No meio das chamas de um conflito que parece não ter fim, somos, mais uma vez, desafiados a refletir sobre a postura ética e moral que as nossas sociedades e os seus protagonistas assumem face aos atos bárbaros que testemunhámos no último 7 de Outubro. Para muitos, os atentados aleatórios e bárbaros a pessoas que pacificamente viviam as suas vidas, nas suas casas ou kibutzes, em festivais de música, muitos ainda na idade da inocência, continuam a ter de ser “contextualizados” ou igualados em perspetiva histórica. Em vez de se assumir, sem reservas, que estamos perante um choque civilizacional entre aqueles que se mantêm ancorados numa visão pré-moderna do mundo e aqueles que, apesar das adversidades e fragilidades, tentam avançar para um futuro mais justo e plural.

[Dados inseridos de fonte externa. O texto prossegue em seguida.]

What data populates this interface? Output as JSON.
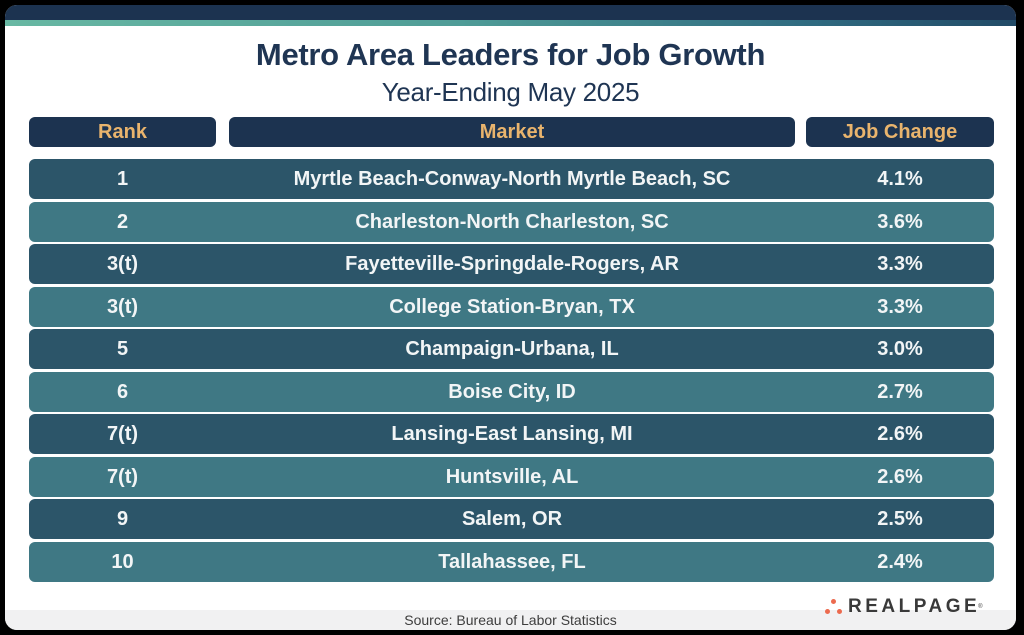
{
  "header": {
    "title": "Metro Area Leaders for Job Growth",
    "subtitle": "Year-Ending May 2025"
  },
  "table": {
    "columns": [
      "Rank",
      "Market",
      "Job Change"
    ],
    "rows": [
      {
        "rank": "1",
        "market": "Myrtle Beach-Conway-North Myrtle Beach, SC",
        "job_change": "4.1%"
      },
      {
        "rank": "2",
        "market": "Charleston-North Charleston, SC",
        "job_change": "3.6%"
      },
      {
        "rank": "3(t)",
        "market": "Fayetteville-Springdale-Rogers, AR",
        "job_change": "3.3%"
      },
      {
        "rank": "3(t)",
        "market": "College Station-Bryan, TX",
        "job_change": "3.3%"
      },
      {
        "rank": "5",
        "market": "Champaign-Urbana, IL",
        "job_change": "3.0%"
      },
      {
        "rank": "6",
        "market": "Boise City, ID",
        "job_change": "2.7%"
      },
      {
        "rank": "7(t)",
        "market": "Lansing-East Lansing, MI",
        "job_change": "2.6%"
      },
      {
        "rank": "7(t)",
        "market": "Huntsville, AL",
        "job_change": "2.6%"
      },
      {
        "rank": "9",
        "market": "Salem, OR",
        "job_change": "2.5%"
      },
      {
        "rank": "10",
        "market": "Tallahassee, FL",
        "job_change": "2.4%"
      }
    ]
  },
  "footer": {
    "source": "Source: Bureau of Labor Statistics",
    "logo_text": "REALPAGE",
    "logo_mark": "®"
  },
  "colors": {
    "navy": "#1c3350",
    "header_text": "#e9b46d",
    "row_dark": "#2c5569",
    "row_light": "#3f7884",
    "logo_dots": "#ec6a4e"
  },
  "chart_data": {
    "type": "table",
    "title": "Metro Area Leaders for Job Growth",
    "subtitle": "Year-Ending May 2025",
    "columns": [
      "Rank",
      "Market",
      "Job Change"
    ],
    "categories": [
      "Myrtle Beach-Conway-North Myrtle Beach, SC",
      "Charleston-North Charleston, SC",
      "Fayetteville-Springdale-Rogers, AR",
      "College Station-Bryan, TX",
      "Champaign-Urbana, IL",
      "Boise City, ID",
      "Lansing-East Lansing, MI",
      "Huntsville, AL",
      "Salem, OR",
      "Tallahassee, FL"
    ],
    "ranks": [
      "1",
      "2",
      "3(t)",
      "3(t)",
      "5",
      "6",
      "7(t)",
      "7(t)",
      "9",
      "10"
    ],
    "values": [
      4.1,
      3.6,
      3.3,
      3.3,
      3.0,
      2.7,
      2.6,
      2.6,
      2.5,
      2.4
    ],
    "unit": "%",
    "source": "Source: Bureau of Labor Statistics"
  }
}
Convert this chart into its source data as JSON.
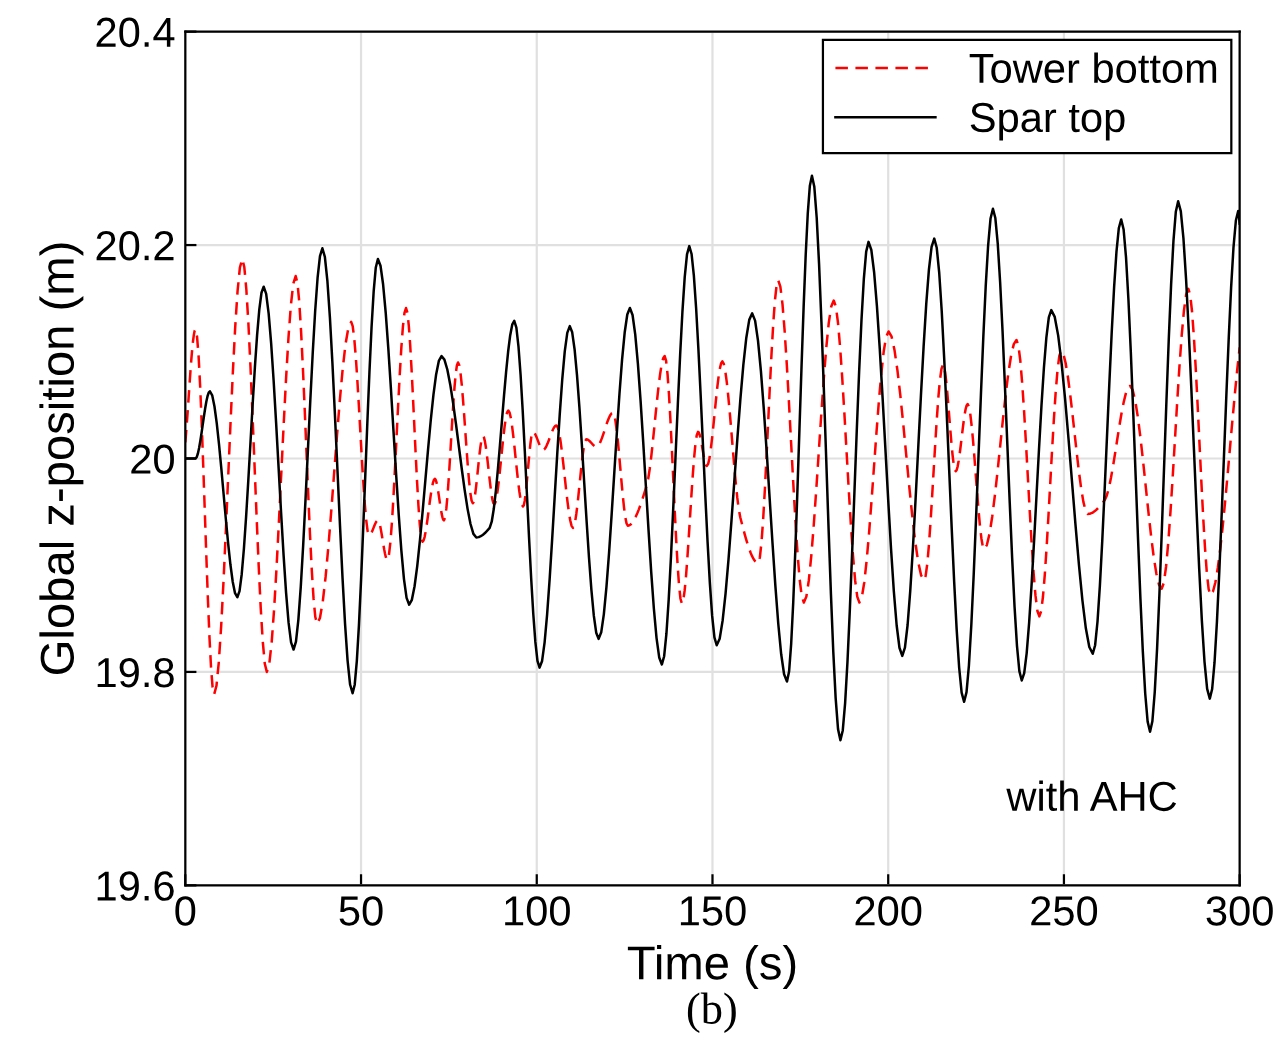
{
  "chart_data": {
    "type": "line",
    "xlabel": "Time (s)",
    "ylabel": "Global z-position (m)",
    "xlim": [
      0,
      300
    ],
    "ylim": [
      19.6,
      20.4
    ],
    "xticks": [
      0,
      50,
      100,
      150,
      200,
      250,
      300
    ],
    "yticks": [
      19.6,
      19.8,
      20,
      20.2,
      20.4
    ],
    "grid": true,
    "legend": "top right",
    "annotations": [
      "with AHC",
      "(b)"
    ],
    "series": [
      {
        "name": "Tower bottom",
        "color": "#ff0000",
        "line_style": "dashed",
        "x": [
          0,
          2.9,
          8.2,
          16.2,
          23.2,
          31.4,
          37.5,
          47.2,
          52.3,
          54.8,
          57.5,
          62.8,
          67.5,
          71.0,
          73.6,
          77.6,
          81.8,
          84.7,
          87.9,
          91.9,
          96.1,
          98.9,
          101.8,
          105.6,
          110.3,
          114.1,
          117.0,
          121.7,
          125.9,
          131.3,
          136.4,
          141.3,
          145.9,
          148.4,
          152.8,
          157.9,
          163.0,
          168.7,
          176.0,
          184.5,
          191.8,
          200.1,
          210.2,
          215.6,
          219.2,
          222.6,
          227.3,
          236.5,
          243.0,
          249.2,
          256.8,
          261.6,
          268.8,
          277.8,
          285.4,
          291.7,
          300
        ],
        "values": [
          20.015,
          20.121,
          19.779,
          20.187,
          19.8,
          20.171,
          19.845,
          20.128,
          19.928,
          19.942,
          19.905,
          20.141,
          19.922,
          19.981,
          19.942,
          20.09,
          19.958,
          20.021,
          19.957,
          20.045,
          19.955,
          20.025,
          20.008,
          20.031,
          19.935,
          20.018,
          20.011,
          20.043,
          19.937,
          19.975,
          20.096,
          19.864,
          20.025,
          19.993,
          20.091,
          19.945,
          19.902,
          20.167,
          19.865,
          20.148,
          19.865,
          20.119,
          19.886,
          20.088,
          19.988,
          20.051,
          19.915,
          20.111,
          19.852,
          20.101,
          19.948,
          19.961,
          20.068,
          19.878,
          20.159,
          19.872,
          20.104
        ]
      },
      {
        "name": "Spar top",
        "color": "#000000",
        "line_style": "solid",
        "x": [
          0,
          2.9,
          7.0,
          14.8,
          22.3,
          30.8,
          39.0,
          47.6,
          54.8,
          63.7,
          72.9,
          82.8,
          86.6,
          93.6,
          100.8,
          109.4,
          117.6,
          126.5,
          135.6,
          143.4,
          151.2,
          161.3,
          171.2,
          178.3,
          186.4,
          194.4,
          204.0,
          213.1,
          221.6,
          229.8,
          238.0,
          246.4,
          258.2,
          266.3,
          274.5,
          282.5,
          291.5,
          299.6,
          300
        ],
        "values": [
          20.0,
          20.0,
          20.063,
          19.87,
          20.161,
          19.821,
          20.197,
          19.78,
          20.187,
          19.863,
          20.096,
          19.926,
          19.935,
          20.129,
          19.804,
          20.124,
          19.831,
          20.141,
          19.807,
          20.199,
          19.825,
          20.136,
          19.791,
          20.265,
          19.736,
          20.203,
          19.815,
          20.206,
          19.772,
          20.234,
          19.792,
          20.139,
          19.817,
          20.224,
          19.744,
          20.241,
          19.775,
          20.232,
          20.22
        ]
      }
    ]
  }
}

Lamentavelmente, nem todos conseguem ver a distinção evidente entre uma democracia estabelecida que, mesmo com as suas falhas, opera sob o império da lei, e a brutalidade de um grupo que ataca civis indiscriminadamente. Israel é, hoje, uma sociedade plural, com todas as forças e fragilidades de uma democracia liberal. Em Israel vivem milhões de árabes, que inclusive estão organizados politicamente, e que têm os seus direitos assegurados. Uma larga maioria da população israelita está hoje preparada para aceitar um Estado Palestiniano, desde que o compromisso e governação dos seus vizinhos renegue ao que é o desígnio de grupos como o Hamas, que aspiram à destruição do Estado de Israel – com todas as consequências que isso implica em termos de genocídio do seu povo. É preocupante como em tantos setores das sociedades ocidentais ainda há gente, por cegueira ideológica, a negar o óbvio e defender que o Hamas é um “movimento social progressista”, mesmo quando esse grupo comete atrocidades que contradizem os princípios mais básicos dos direitos humanos.